Wenn ich zu der Ansicht gelangt wäre, daß die Frage des nationalen Gerichts weniger das Grunderzeugnis plus Stabilisierungsmittel als vielmehr das Stabilisierungsmittel allein betrifft, so wäre mein Ergebnis gewesen, daß der Umstand, daß das Stabilisierungsmittel später zu anderen Zwecken verwendet werden kann, nicht notwendigerweise zum Ausschluß des Grunderzeugnisses aus der Vorschrift 1 d führt, sofern die Notwendigkeit des Stabilisierungsmittels für die Erhaltung oder den Transport des Grunderzeugnisses nachgewiesen ist.

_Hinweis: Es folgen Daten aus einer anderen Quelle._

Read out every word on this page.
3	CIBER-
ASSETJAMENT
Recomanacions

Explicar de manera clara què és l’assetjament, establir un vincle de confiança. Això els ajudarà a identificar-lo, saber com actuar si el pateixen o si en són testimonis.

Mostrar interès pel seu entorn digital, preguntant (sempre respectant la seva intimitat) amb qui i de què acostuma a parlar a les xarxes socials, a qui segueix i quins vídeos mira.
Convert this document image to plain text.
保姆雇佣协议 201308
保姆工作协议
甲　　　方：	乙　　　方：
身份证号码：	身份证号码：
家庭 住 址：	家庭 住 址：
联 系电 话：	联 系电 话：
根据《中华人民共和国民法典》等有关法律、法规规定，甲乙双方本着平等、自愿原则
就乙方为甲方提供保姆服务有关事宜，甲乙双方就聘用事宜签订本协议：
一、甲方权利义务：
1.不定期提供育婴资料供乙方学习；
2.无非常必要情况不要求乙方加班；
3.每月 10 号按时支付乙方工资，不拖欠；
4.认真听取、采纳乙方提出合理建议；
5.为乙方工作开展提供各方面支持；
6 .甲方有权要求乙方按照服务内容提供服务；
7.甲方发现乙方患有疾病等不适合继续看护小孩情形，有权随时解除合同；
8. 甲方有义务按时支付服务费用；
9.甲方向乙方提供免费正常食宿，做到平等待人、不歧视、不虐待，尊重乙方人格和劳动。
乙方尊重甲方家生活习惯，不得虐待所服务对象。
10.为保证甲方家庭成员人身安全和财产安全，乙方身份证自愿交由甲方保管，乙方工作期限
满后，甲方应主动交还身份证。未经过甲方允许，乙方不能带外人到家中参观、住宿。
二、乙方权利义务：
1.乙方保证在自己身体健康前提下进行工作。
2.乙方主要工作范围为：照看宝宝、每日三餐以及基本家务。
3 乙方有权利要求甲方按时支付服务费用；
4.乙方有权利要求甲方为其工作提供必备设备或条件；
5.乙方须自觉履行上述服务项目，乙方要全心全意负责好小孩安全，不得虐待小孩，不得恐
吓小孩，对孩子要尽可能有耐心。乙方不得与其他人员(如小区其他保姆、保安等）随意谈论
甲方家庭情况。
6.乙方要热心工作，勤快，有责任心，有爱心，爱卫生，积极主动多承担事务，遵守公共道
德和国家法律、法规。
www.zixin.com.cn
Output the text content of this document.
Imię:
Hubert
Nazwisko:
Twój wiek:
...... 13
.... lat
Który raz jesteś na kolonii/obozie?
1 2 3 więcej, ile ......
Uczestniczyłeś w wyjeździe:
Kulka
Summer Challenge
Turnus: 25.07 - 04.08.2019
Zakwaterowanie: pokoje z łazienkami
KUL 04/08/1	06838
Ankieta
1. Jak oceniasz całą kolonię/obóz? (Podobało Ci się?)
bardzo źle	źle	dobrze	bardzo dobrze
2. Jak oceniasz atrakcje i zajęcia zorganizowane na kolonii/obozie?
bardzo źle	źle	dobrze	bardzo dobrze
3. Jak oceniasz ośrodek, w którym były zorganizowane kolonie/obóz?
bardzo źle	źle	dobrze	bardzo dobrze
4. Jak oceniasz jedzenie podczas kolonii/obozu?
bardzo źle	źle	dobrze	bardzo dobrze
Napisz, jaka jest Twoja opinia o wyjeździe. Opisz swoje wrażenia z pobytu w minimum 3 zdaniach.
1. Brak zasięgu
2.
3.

In vielen Fällen dürfte die Entfernung des Stabilisierungsmittels zu dem Zweck, das Grunderzeugnis zurückzuerhalten, zur Zerstörung des Stabilisierungsmittels führen; aber auch wenn dieses wiederverwendet werden kann, fällt das Grunderzeugnis meines Erachtens immer noch unter Kapitel 28.

Für alle Fallgestaltungen sollte die Antwort auf die Vorlagefrage meiner Meinung nach sinngemäß wie folgt lauten:

Die Vorschrift 1 d zu Kapitel 28 des Gemeinsamen Zolltarifs enthält kein Erfordernis des Inhalts, daß ein zum Transport eines Erzeugnisses notwendiges Stabilisierungsmittel nicht die Verwendung des Erzeugnisses plus Stabilisierungsmittel zu anderen Zwecken ermöglichen darf.

Die Kosten der Kommission sind nicht erstattungsfähig. Die Entscheidung über die Kosten der Parteien des Ausgangsverfahrens ist Sache des nationalen Gerichts.